Update All Columns Except One

This demo shows how to update all columns except one on a match.

val targetDF = target
  .toDF
  .withColumn("num", lit(1))
  .withColumn("updated", lit(false))
targetDF.sort('id.asc).show
+---+---+-------+
| id|num|updated|
+---+---+-------+
|  2|  1|  false|
|  3|  1|  false|
|  4|  1|  false|
+---+---+-------+

Write the modified data out to the delta table (that will create a new version with the schema changed).

targetDF
  .write
  .format("delta")
  .mode("overwrite")
  .option("overwriteSchema", true)
  .save(path)

Reload the delta table (with the new column changes).

val target = DeltaTable.forPath(path)
val targetDF = target.toDF
val sourceDF = Seq(0, 1, 2).toDF("num")

Create an update map (with the columns of the target delta table and the new values).

val updates = Map(
  "updated" -> lit(true))
target.as("to")
  .merge(
    source = sourceDF.as("from"),
    condition = $"to.id" === $"from.num")
  .whenMatched.update(updates)
  .execute()

Reload the delta table (with the merge changes).

val target = DeltaTable.forPath(path)
target.toDF.sort('id.asc).show
+---+---+-------+
| id|num|updated|
+---+---+-------+
|  2|  1|   true|
|  3|  1|  false|
|  4|  1|  false|
+---+---+-------+
assert(target.history.count == 5)

MERGE NOT MATCHED INSERT

Use spark-sql to execute the following query.

MERGE INTO merge_demo to
USING merge_demo_source from
ON to.id = from.id
WHEN NOT MATCHED THEN INSERT *;

Streaming CDF Read and MERGE

Note

Until I figure out how to run two concurrent Spark applications using the same metastore I'm going to use spark-sql and spark-shell interchangeably.

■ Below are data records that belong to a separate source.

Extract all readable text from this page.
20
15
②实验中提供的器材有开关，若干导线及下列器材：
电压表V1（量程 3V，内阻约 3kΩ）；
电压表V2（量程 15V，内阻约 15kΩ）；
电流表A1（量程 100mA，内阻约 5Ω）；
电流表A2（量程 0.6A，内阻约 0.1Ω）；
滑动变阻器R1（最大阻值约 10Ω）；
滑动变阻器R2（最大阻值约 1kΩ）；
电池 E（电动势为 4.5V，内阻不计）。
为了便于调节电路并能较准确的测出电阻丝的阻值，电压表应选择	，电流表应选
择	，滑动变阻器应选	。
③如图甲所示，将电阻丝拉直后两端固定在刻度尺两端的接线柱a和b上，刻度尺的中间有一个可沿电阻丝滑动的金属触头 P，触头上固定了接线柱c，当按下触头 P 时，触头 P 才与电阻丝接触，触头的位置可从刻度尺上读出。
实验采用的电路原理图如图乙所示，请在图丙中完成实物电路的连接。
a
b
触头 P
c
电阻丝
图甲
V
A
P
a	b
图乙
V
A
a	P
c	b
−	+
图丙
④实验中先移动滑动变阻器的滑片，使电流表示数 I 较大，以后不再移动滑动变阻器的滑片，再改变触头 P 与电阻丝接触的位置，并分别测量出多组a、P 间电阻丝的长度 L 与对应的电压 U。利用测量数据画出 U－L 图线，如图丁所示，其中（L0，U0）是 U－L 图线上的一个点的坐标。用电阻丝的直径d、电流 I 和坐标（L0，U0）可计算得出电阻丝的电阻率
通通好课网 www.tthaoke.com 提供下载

Use spark-sql to enable Change Data Feed on a delta table.

ALTER TABLE merge_demo
SET TBLPROPERTIES (delta.enableChangeDataFeed = true);
SHOW TBLPROPERTIES merge_demo;

Exit spark-sql and open spark-shell.

Run a streaming CDF scan over the delta table.

spark
  .readStream
  .format("delta")
  .option("readChangeFeed", true)
  .table("merge_demo")
  .writeStream
  .format("console")
  .start

Execute MERGE command and observe the output of the streaming query.

sql("""
  MERGE INTO merge_demo to
  USING merge_demo_source from
  ON to.id = from.id
  WHEN NOT MATCHED THEN INSERT *;
""").show(truncate = false)
-------------------------------------------
Batch: 1
-------------------------------------------
+---+------------+---------------+-----------------+
| id|_change_type|_commit_version|_commit_timestamp|
+---+------------+---------------+-----------------+
+---+------------+---------------+-----------------+

Why is the output empty?

Why is the batch even generated since there is no data?